Max asked him what he’d miss most about Canopy. Linton thought it over. He loved the microphones and the business cards. The travel, the restaurants, the ringing phones, and the public eye. He liked making work for other people, executing crazy ideas. Acquisitions, of course. And trying to build something new. He truly began believing in marijuana, and he liked being the face of an industry. But what he’d most miss, he told his son, were the tours of that Smiths Falls facility, showing people what he’d built and telling the story of the old, abandoned factory. About the time the mayor ran across the street to get a coffee for Mark Zekulin. How a closed-down Hershey plant with mice running around gave rise to a company that grew to be worth more than $20 billion in five years selling weed. It had been a wild ride and he could retrace it to all those tours at the old Hershey factory.

Bruce put his son on the plane and headed back to his house in Ottawa, wiping the first tears from his eyes.

Part IV Redemption


Chapter 17 Got ’Em

“I’m not going to let this go.”

Nick Lalonde

Linton getting axed from Canopy should have been the summer’s big weed news, though Trevor Fencott believed in his heart of hearts that Linton — weed’s King Kong on cocaine — was actually glad to be relieved of the burden. He had to have seen the reckoning coming. “The problem with promoters is eventually you have to deliver, and it almost always amounts to less than their vision,” says Fencott, who describes Bruce’s behaviour around his Canopy board as “death by cop,” daring them to take him out. “Eventually he was going out,” Fencott says. “This way, when a plan that has no chance of working didn’t work, he has someone to blame.”

Still, industry fluctuations around the termination of Bruce Linton were stifled because something that had much greater impact on the entire legalization experiment came just days later. In early July 2019, while Canadian cannabis companies struggled for legitimacy against supply shortages, a lack of retail locations, and the backdrop of the CAFE saga — like Linton’s firing, the concrete blocks in front of the stores were front-page news — another bombshell was exploding. This one began behind a plexiglass wall in Pelham, Ontario.

For months, Nick Lalonde had been complaining to superiors that he felt uncomfortable about the task he’d performed that winter: erecting plexiglass walls and hanging pictures in front of grow rooms at CannTrust that had not been licensed by Health Canada. Lalonde got into weed because he loved it. He smoked it, and he wanted to be part of the legal industry. He was a minimum-wage worker at a $470 million company (down from a billion) run by Peter Aceto, a former banking executive, and Eric Paul, CannTrust’s founder, a pharmacist turned entrepreneur with forty years of experience in health care. CannTrust listed on the Nasdaq exchange and counted Merrill Lynch, Citigroup, and Credit Suisse as partners. While Hexo partnered with Molson Coors to make infused drinks, CannTrust partnered with pharma giant Apotex to make medicine.

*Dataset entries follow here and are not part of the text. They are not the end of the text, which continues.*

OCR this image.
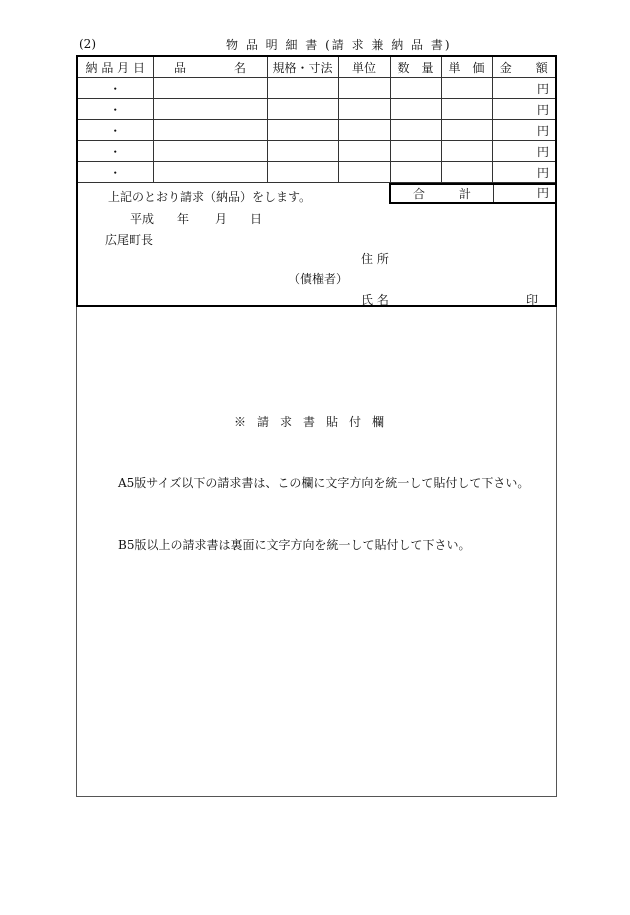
(2)	物 品 明 細 書 (請 求 兼 納 品 書)
納 品 月 日	品　　　　名	規格・寸法	単位	数　量	単　価	金　　額
・						円
・						円
・						円
・						円
・						円
上記のとおり請求（納品）をします。	合	計	円
平成 年 月 日
広尾町長
住 所
（債権者）
氏 名	印
※請求書貼付欄
A5版サイズ以下の請求書は、この欄に文字方向を統一して貼付して下さい。
B5版以上の請求書は裏面に文字方向を統一して貼付して下さい。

CannTrust, with its leadership pedigree, was considered by investors to be Canada’s best-run legal cannabis company. It was their differentiation. Hence their Nasdaq listing and American partners — a potential watershed moment for other Canadian cannabis companies looking to move away from independent Canadian investment banks to American companies like Merrill Lynch, companies that ran the world. There was more money, the industry hoped, flying into the sector behind the investments created by CannTrust. The industry moved as a block. When Linton netted Constellation Brands, Terry Booth met with Coca-Cola and Heineken, and Trevor Fencott secured Couche-Tard. Stigma would make it hard to break into the mainstream business world. Terry Booth says that even after Nelson Peltz signed on to the board at Aurora, Peltz saw the industry as askew.